Zu den (weiteren) Beschwerdeausführungen des Angeklagten A*****:

Dieser wendet sich in seiner formell auf Z 9 lit a, inhaltlich jedoch gleichfalls auf Z 10 des § 281 Abs 1 StPO gestützten Rechtsrüge zu Unrecht gegen die Annahme eintätigen Zusammentreffens des Verbrechens der Freiheitsentziehung mit dem Vergehen der schweren Körperverletzung. Seiner Auffassung, das Verletzungsdelikt sei durch die Freiheitsentziehung konsumiert, ist entgegenzuhalten, daß eine Konsumtion der Körperverletzung durch die Freiheitsentziehung schon mangels der für eine Begleittat erforderlichen Typizität nicht stattfindet (vgl Kienapfel BT I3 § 99 RN 36 b,40) und grundsätzlich auch für die nach § 84 Abs 2 Z 3 StGB qualifizierte Körperverletzung echte Konkurrenz mit dem Verbrechen nach § 99 Abs 1 und 2 StGB in Betracht kommt (SSt 51/43 = EvBl 1981/133; Burgstaller WK § 84 Rz 77, Leukauf-Steininger Komm3 RN 50 zu dieser Gesetzesstelle). Der konkrete Fall unterscheidet sich von jenem der (vorzitierten) Entscheidung SSt 51/43 allerdings dadurch, daß zwischen den bei der Verletzungshandlung zugefügten und den durch die Freiheitsentziehung dem Festgehaltenen bereiteten besonderen Qualen keine faktische Unterscheidung getroffen werden kann, sondern davon auszugehen ist, daß sie auf dem nämlichen Tatumstand beruhen.
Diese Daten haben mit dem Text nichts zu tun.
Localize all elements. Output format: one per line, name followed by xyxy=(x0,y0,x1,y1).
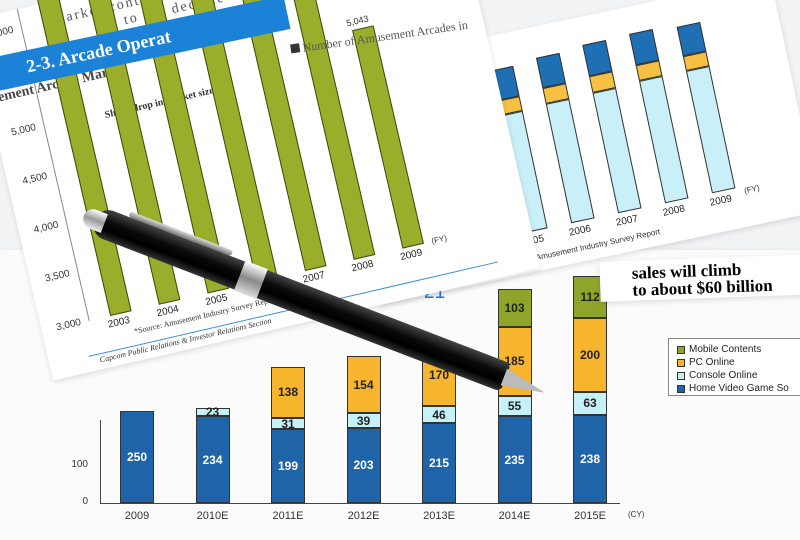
bar-segment xyxy=(582,40,613,77)
y-tick: 3,500 xyxy=(43,268,71,285)
swatch-icon xyxy=(677,358,685,367)
bar-segment-mobile-contents: 103 xyxy=(497,289,532,328)
bar-segment-console-online: 31 xyxy=(271,417,305,431)
bar-segment-pc-online: 200 xyxy=(573,317,607,392)
bar-segment-home-video-game-software: 250 xyxy=(120,410,154,503)
bar-segment xyxy=(686,66,736,194)
swatch-icon xyxy=(677,384,685,393)
bar-segment xyxy=(592,87,642,214)
legend-mobile: Mobile Contents xyxy=(677,343,799,356)
x-tick-label: 2011E xyxy=(272,510,304,522)
legend-label: PC Online xyxy=(689,357,735,368)
x-tick-label: 2010E xyxy=(196,510,229,522)
x-tick-label: 2007 xyxy=(301,269,326,286)
x-tick-label: 2009 xyxy=(124,510,150,522)
legend-pc: PC Online xyxy=(677,356,799,369)
legend-label: Home Video Game So xyxy=(689,383,789,394)
swatch-icon xyxy=(290,43,301,54)
x-tick-label: 2008 xyxy=(661,203,686,219)
unit-label: (FY) xyxy=(743,183,761,196)
x-tick-label: 2015E xyxy=(574,510,606,522)
bar-segment-console-online: 23 xyxy=(195,405,230,419)
y-tick: 6,000 xyxy=(0,24,15,41)
legend-console: Console Online xyxy=(677,369,799,382)
x-tick-label: 2003 xyxy=(106,314,132,331)
x-tick-label: 2009 xyxy=(399,247,424,264)
bar-segment-console-online: 63 xyxy=(573,391,607,415)
x-tick-label: 2014E xyxy=(498,510,531,522)
bar-segment-home-video-game-software: 203 xyxy=(346,427,381,503)
bottom-unit: (CY) xyxy=(628,510,645,519)
swatch-icon xyxy=(677,371,685,380)
x-tick-label: 2009 xyxy=(708,193,733,209)
bar-segment-home-video-game-software: 238 xyxy=(573,414,607,503)
y-tick: 5,000 xyxy=(10,122,38,139)
bar-segment xyxy=(638,75,689,204)
x-tick-label: 2012E xyxy=(347,510,380,522)
headline-slip: sales will climb to about $60 billion xyxy=(599,254,800,302)
bar-segment xyxy=(535,52,566,89)
y-tick: 100 xyxy=(71,459,88,470)
legend-home: Home Video Game So xyxy=(677,382,799,395)
bottom-chart-baseline xyxy=(100,503,620,504)
bottom-chart-y-axis xyxy=(100,420,101,504)
x-tick-label: 2013E xyxy=(423,510,455,522)
bar-segment-home-video-game-software: 199 xyxy=(271,429,305,503)
legend: Mobile Contents PC Online Console Online… xyxy=(668,338,800,396)
unit-label: (FY) xyxy=(430,233,448,246)
bar-segment xyxy=(545,98,595,224)
bar-segment-home-video-game-software: 215 xyxy=(422,423,456,503)
bar-segment-console-online: 39 xyxy=(346,413,381,428)
bar-segment-pc-online: 154 xyxy=(346,356,381,414)
bar-segment-pc-online: 138 xyxy=(271,366,305,418)
bar-segment xyxy=(676,22,707,57)
y-tick: 0 xyxy=(82,496,88,507)
legend-label: Mobile Contents xyxy=(689,344,762,355)
bar-segment-console-online: 46 xyxy=(422,406,456,424)
swatch-icon xyxy=(677,345,685,354)
bar-segment-console-online: 55 xyxy=(497,395,532,417)
x-tick-label: 2007 xyxy=(614,213,640,229)
bar-segment xyxy=(629,29,660,66)
y-tick: 4,500 xyxy=(21,170,49,188)
x-tick-label: 2008 xyxy=(350,258,375,275)
y-tick: 4,000 xyxy=(32,219,60,236)
legend-label: Console Online xyxy=(689,370,758,381)
bar-segment-home-video-game-software: 235 xyxy=(497,416,532,503)
bar-segment-home-video-game-software: 234 xyxy=(195,416,230,503)
x-tick-label: 2006 xyxy=(568,223,593,239)
y-tick: 3,000 xyxy=(55,316,83,334)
Da jedoch eine unter Zufügung besonderer Qualen verübte (und daher als schwer qualifizierte) Körperverletzung kein typisches Begehungsmittel einer dem Festgehaltenen besondere Qualen bereitenden Freiheitsentziehung ist und der auf letztere Tat (in dieser Qualifikation) gerichtete Vorsatz keineswegs notwendiger- oder auch nur typischerweise einen qualifizierten Verletzungsvorsatz in sich schließt, kommt der qualifizierten Verletzungstat ein zusätzlicher Handlungsunwert zu, der erst durch die Annahme der betreffenden Qualifikation auch beim Verletzungsdelikt - unabhängig von der Berücksichtigung der besonderen Qualen unter dem Gesichtspunkt des § 99 Abs 2 StGB - abgegolten wird. Von der - unzulässigen - doppelten Zurechnung eines qualifizierenden Erfolges unterscheidet sich ein derartiger Fall nämlich gerade dadurch, daß die Deliktsqualifikation - anders als die besondere Folge iS des § 7 Abs 2 StGB - Gegenstand des für jedes der zusammentreffenden Delikte spezifischen Vorsatzes (im vorliegenden Falle also sowohl des Verletzungs- als auch des Freiheitsentziehungsvorsatzes) sein muß.

Die Nichtigkeitsbeschwerden waren sohin zu verwerfen.

Zu den Berufungen:

Das Schöffengericht verhängte über die Angeklagten nach § 99 Abs 2 StGB unter Bedachtnahme auf § 28 (erg: Abs 1) StGB unter Anwendung der §§ 37 Abs 2 StGB (überflüssige Zitierung) und 43 a Abs 2 StGB jeweils Freiheitsstrafen in der Dauer von elf Monaten, die es unter Bestimmung einer dreijährigen Probezeit bedingt nachsah und Geldstrafen von 180 Tagessätzen (für den Fall der Uneinbringlichkeit 90 Tage Ersatzfreiheitsstrafe) zu je 500 S (N*****) bzw 600 S (A*****).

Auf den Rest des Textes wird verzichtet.